Image(filename='pic5.png')

cmd.save('benzoquinone.pdb', 'benzoquinone')

#Вид сбоку
cmd.do('''
rotate x, -70
ray
png pic5_70.png
''')

Image(filename='pic5_70.png')

%%bash
# Запустим MOPAC
babel -ipdb benzoquinone.pdb -omop  benzoquinone.mop -xk "PM6"

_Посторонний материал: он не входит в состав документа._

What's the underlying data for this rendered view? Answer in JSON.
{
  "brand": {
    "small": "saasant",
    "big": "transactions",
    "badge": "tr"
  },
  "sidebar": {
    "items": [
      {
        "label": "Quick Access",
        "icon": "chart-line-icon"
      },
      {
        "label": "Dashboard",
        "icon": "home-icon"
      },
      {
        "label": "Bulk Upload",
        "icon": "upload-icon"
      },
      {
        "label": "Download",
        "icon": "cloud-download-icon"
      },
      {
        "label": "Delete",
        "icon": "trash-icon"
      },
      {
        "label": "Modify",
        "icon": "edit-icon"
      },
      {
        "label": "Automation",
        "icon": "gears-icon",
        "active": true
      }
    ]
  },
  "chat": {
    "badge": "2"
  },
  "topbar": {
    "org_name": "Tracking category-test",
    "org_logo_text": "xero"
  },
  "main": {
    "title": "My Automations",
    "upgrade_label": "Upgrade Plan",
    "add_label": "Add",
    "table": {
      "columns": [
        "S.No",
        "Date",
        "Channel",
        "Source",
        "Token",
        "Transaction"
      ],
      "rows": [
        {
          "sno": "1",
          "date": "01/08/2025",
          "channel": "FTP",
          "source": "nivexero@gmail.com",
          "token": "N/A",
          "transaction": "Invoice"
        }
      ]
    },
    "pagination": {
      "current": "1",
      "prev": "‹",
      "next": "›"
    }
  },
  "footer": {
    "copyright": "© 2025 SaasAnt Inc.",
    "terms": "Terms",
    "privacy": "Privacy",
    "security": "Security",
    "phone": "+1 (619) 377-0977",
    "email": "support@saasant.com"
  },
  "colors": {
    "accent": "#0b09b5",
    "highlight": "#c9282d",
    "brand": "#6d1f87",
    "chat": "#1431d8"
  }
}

MOPAC2009.exe benzoquinone.mop
babel -imopout benzoquinone.out -opdb benzoquinone_mopac.pdb

# Сравним молекулы:
cmd.do('''
reinit
bg white
load benzoquinone_mopac.pdb
set valence, on
show spheres, all
set sphere_scale, 0.2
ray 
png pic6.png
''')

Image(filename='pic6.png')

# Для начала в первую строчку файла .mop добавим CHARGE=-2. Затем укажем те атомы, на которых должен находиться отрицательный заряд, – атомы кислорода.
with open("benzoquinone.mop") as f,open("benzoquinone_charge.mop",'w') as o:
    data=f.read()
    data=data.replace("PM6\benzoquinone.pdb","PM6 CHARGE=-2\benzoquinone.pdb")
    o.write(data)
with open("benzoquinone_charge.mop") as f,open("benzoquinone_charge2.mop",'w') as o:
    data=f.read()
    data=data.replace("O","O(-)")
    o.write(data)  

%%bash
MOPAC2009.exe benzoquinone_charge2.mop
babel -imopout benzoquinone_charge2.out -opdb benzoquinone_charge2.pdb

cmd.do('''
reinit
bg white
load benzoquinone_charge2.pdb
set valence, on
show spheres, all
set sphere_scale, 0.2
ray 
png pic7.png
''')

Image(filename='pic7.png')